Escribir no es tan diferente a llenar capazos de arena, que serán recogidos por
la Gente de Arriba. Cuando hemos terminado de llenar uno, de llenar una página,
empezamos con otro, con otra. Roland Barthes consideraba que Sísifo no era
feliz, sino que estaba alienado: de igual modo se sentía él, que terminaba un
texto, una conferencia, sólo para empezar otro, otra, Sísifo subyugado por la
repetición, adicto a la caída de la piedra.

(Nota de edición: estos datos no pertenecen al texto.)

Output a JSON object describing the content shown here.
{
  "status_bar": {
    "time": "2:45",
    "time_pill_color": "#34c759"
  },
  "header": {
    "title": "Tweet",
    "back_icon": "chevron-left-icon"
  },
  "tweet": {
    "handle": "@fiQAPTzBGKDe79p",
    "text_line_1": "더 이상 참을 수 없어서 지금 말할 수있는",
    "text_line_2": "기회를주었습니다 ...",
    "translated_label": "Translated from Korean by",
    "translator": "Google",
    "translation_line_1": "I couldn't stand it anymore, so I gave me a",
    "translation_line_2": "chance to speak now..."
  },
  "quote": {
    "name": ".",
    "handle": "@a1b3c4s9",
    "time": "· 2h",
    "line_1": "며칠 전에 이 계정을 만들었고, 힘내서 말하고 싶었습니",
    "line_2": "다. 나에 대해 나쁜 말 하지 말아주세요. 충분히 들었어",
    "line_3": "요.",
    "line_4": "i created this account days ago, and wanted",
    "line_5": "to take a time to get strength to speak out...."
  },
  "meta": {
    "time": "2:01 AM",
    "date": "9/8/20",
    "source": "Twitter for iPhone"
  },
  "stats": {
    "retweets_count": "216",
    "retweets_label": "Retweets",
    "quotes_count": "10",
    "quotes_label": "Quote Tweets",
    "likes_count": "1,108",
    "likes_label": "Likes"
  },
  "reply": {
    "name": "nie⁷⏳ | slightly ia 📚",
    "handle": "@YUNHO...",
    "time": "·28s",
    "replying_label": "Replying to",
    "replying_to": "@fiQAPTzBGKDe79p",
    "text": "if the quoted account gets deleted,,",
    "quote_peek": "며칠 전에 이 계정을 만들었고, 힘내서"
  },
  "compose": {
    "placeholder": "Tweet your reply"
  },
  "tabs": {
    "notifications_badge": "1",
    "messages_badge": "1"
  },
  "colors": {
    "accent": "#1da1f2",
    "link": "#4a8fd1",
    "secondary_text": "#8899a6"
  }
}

No, es otro el modo. Sólo una vez Sísifo paró en su tarea: cuando Orfeo descendió al Hades en busca de Eurídice y ablandó a los fieros guardianes con la música de su lira. Dejó la roca sobre el suelo, se sentó sobre ella, en la ladera, y escuchó. Y entonces, maravillado, vio salir de entre las sombras a Eurídice, la vio entre sus lágrimas de emoción, y supo que ese día ya no tendría repetición, y se cargó otra vez la roca sobre sus hombros, y se congratuló de que su montaña fuera dura, y entendió que por la escalera sólo se sube una vez, y que justamente por eso el resto del tiempo es arena.